La récente intervention en Syrie est l’occasion de revenir sur le rôle et la responsabilité de l’exécutif dans la conduite des opérations. Le débat entre légitimité et légalité est ouvert.
La guerre, le Président et la Constitution (T 995)
War, the President and the Contiution
The recent intervention in Syria is an opportunity to revisit the role and responsibility of the executive in the conduct of operations. The debate between legitimacy and legality is open.
La France a donc bombardé la Syrie, événement qui ne relève que de l’anecdote et que tout le monde aura vite oublié, y compris le régime dictatorial visé. Ce qui est plus conséquent en revanche est la béance qui est apparue en filigrane des discours justifiant l’opération. Ce ne sont pas simplement des installations chimiques, des centres de recherche ou des postes de commandement qui ont été touchés, mais les fondements de valeurs qui ont fait la suprématie de l’Occident et qu’il est lui-même en train de méthodiquement saper.

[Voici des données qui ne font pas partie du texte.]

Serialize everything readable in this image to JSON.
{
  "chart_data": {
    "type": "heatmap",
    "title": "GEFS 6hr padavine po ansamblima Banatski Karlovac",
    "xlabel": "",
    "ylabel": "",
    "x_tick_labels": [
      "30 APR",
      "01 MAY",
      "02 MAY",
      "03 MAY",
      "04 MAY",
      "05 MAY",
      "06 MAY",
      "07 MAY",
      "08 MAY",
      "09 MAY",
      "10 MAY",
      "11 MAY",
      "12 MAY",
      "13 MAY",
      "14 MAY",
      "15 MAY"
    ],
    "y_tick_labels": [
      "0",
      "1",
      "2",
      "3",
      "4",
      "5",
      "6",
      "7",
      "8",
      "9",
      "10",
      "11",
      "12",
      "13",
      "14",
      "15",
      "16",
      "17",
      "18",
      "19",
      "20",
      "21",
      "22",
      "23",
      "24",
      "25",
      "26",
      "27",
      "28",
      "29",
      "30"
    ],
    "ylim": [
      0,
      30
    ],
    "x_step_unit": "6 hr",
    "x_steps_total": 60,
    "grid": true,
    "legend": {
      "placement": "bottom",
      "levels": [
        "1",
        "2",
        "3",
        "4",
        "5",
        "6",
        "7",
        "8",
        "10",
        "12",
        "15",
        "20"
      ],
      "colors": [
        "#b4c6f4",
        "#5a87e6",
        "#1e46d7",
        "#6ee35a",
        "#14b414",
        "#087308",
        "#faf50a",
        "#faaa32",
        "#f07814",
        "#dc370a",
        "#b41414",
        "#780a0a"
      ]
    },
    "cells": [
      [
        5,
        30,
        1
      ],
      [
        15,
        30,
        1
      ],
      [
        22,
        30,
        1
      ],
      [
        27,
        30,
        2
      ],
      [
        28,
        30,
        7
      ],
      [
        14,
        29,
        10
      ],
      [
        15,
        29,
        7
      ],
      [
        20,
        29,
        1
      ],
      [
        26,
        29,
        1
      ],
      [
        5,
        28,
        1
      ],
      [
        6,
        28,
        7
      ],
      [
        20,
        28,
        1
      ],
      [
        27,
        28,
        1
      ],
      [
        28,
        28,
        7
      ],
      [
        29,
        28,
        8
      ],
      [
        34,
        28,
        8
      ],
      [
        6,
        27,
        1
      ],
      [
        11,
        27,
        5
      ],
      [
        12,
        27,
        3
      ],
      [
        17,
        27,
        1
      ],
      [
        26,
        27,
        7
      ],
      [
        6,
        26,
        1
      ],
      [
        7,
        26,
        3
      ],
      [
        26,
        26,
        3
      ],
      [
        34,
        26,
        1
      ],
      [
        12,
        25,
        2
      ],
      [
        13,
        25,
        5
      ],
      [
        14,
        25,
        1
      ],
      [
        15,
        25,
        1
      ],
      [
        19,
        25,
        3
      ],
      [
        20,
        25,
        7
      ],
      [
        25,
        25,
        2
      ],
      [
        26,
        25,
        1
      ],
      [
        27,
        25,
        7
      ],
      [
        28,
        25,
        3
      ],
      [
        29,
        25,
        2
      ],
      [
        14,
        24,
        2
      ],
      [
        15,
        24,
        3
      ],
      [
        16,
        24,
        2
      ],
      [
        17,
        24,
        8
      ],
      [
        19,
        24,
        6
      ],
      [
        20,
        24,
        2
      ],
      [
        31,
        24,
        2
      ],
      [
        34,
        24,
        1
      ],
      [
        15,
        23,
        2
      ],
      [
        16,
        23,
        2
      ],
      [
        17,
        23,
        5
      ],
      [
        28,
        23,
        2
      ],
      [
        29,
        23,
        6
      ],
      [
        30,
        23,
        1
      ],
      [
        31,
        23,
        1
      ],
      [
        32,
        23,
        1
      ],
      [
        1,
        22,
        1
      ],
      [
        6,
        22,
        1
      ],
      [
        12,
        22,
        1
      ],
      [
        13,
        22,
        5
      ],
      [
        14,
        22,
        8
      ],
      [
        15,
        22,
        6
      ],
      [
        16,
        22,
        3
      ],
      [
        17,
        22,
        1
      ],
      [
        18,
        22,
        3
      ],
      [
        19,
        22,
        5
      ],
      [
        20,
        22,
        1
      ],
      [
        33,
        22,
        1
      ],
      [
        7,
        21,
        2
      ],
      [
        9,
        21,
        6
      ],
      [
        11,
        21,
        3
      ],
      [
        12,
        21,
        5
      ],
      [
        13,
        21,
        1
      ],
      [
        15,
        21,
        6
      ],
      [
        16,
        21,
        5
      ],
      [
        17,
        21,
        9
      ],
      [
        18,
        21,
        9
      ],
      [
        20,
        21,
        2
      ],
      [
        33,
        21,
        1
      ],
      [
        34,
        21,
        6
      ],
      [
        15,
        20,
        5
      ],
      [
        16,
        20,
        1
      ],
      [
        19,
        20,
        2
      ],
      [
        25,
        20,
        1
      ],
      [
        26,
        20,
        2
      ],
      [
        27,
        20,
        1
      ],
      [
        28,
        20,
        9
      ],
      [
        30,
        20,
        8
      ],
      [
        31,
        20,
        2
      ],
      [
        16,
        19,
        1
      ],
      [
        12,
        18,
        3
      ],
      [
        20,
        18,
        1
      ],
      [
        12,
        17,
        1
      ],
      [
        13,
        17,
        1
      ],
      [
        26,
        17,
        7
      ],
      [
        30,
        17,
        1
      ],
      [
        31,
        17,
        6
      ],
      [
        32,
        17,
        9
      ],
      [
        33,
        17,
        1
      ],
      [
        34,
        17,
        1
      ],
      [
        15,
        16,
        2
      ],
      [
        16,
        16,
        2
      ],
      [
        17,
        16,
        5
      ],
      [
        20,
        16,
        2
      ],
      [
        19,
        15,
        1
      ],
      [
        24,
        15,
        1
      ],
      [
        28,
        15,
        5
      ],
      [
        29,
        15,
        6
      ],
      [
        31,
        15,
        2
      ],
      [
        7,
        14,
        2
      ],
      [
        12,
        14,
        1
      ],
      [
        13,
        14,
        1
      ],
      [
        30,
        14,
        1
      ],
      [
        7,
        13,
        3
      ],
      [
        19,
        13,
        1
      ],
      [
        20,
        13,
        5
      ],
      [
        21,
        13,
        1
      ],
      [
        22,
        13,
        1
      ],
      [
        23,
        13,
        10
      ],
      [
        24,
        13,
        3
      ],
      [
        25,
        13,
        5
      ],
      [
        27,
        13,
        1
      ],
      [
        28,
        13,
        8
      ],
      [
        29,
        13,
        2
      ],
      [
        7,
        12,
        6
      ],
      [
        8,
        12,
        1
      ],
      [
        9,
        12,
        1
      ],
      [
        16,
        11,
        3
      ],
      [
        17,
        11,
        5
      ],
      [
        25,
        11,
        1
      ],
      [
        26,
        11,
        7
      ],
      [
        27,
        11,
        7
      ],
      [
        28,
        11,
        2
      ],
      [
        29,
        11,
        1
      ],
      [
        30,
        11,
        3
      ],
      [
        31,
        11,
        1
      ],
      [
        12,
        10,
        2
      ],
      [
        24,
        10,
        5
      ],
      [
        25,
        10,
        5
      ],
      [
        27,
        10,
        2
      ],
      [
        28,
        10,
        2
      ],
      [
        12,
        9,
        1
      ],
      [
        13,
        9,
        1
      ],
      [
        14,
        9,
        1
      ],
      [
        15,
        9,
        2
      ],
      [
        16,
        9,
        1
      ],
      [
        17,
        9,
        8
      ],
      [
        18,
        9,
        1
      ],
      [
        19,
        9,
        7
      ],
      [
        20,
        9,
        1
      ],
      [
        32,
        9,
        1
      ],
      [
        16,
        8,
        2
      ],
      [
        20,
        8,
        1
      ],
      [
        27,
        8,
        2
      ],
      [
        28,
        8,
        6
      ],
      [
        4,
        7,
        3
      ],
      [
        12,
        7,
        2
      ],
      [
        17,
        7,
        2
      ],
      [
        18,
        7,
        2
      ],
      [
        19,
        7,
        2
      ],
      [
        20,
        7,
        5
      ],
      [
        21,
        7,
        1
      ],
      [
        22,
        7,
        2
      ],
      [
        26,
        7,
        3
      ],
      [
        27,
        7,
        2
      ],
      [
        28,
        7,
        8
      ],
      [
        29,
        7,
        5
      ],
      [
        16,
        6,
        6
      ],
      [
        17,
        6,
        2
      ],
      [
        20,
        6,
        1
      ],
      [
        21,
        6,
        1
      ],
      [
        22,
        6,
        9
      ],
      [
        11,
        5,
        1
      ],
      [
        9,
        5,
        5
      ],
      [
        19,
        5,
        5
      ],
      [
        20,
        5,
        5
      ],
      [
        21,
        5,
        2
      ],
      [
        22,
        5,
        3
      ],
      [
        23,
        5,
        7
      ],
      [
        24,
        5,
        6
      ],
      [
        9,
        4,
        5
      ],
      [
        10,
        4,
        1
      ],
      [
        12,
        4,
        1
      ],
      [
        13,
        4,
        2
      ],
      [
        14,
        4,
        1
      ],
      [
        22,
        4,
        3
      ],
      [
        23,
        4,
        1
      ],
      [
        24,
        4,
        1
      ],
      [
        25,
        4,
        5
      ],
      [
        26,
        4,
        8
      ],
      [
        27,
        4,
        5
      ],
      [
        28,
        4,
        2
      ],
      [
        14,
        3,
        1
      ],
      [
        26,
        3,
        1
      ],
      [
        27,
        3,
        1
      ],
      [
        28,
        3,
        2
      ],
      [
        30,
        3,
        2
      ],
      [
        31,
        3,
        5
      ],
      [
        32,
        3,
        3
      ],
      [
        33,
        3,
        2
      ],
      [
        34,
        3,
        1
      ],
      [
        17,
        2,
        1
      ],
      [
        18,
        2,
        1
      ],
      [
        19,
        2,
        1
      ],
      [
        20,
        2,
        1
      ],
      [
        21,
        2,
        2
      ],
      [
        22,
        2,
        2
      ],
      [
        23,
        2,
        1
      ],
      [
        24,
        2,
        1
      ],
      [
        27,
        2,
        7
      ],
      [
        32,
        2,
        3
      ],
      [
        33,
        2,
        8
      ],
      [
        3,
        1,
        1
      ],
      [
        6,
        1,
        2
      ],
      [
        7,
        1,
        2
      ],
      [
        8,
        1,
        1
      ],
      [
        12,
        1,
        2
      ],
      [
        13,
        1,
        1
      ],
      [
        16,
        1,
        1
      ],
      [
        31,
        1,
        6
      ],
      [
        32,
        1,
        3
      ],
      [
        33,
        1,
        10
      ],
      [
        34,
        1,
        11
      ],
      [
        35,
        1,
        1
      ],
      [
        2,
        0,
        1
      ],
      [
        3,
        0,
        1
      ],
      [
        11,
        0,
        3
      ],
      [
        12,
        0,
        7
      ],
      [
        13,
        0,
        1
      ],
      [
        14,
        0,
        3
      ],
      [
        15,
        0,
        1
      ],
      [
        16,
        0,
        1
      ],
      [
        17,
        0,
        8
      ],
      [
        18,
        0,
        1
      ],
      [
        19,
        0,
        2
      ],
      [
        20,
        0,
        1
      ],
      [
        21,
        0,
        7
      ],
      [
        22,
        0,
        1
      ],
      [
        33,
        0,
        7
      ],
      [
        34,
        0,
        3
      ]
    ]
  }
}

Guerre du droit, guerre au droit
On ne reviendra pas sur une diplomatie de bac à sable qui permit à Kadhafi de planter sa tente sur les Champs-Élysées pour l’éliminer ensuite, et accueillit Assad sur la même avenue un jour de 14 juillet pour lui retirer aujourd’hui sa Légion d’Honneur. On n’insistera pas sur le scandale que constitue l’utilisation de gaz par l’armée syrienne, mais pas des bombes au phosphore au Yémen par l’armée saoudienne. Enfin, on passera rapidement sur les scrupules louables à faire respecter les résolutions de l’ONU sauf celles concernant la question palestinienne qui constitue pourtant l’œil du cyclone depuis cinquante ans.
Tout a été également dit de l’illégalité au regard du droit international des frappes de la nuit du 13 au 14 avril 2018 : la France n’avait aucun mandat de l’ONU pour agir et n’était pas en état de légitime défense. Les défenseurs de cette action n’ont d’ailleurs pas porté le fer sur ce terrain, se retranchant derrière le fameux « droit » d’ingérence. Leurs arguments sont légitimes et recevables : personne ne prend la défense d’Assad, personne ne conteste qu’il soit nécessaire de mettre fin au massacre de son peuple. Simplement, ils n’ont aucune valeur au regard du droit. On peut retourner la question dans tous les sens, prétendre casuistiquement que bombarder un État souverain n’est pas lui déclarer la guerre, il n’en demeure pas moins que la France a violé la Charte des Nations unies. L’aurait-elle fait au nom de l’efficacité, qu’on a toujours d’excellentes raisons d’écarter la règle de droit, cet emmerdement qui s’efface de plus en plus devant la « supériorité démontrable de l’existence d’un fait », comme s’en désolait déjà le philosophe George Steiner, il y a presque un demi-siècle.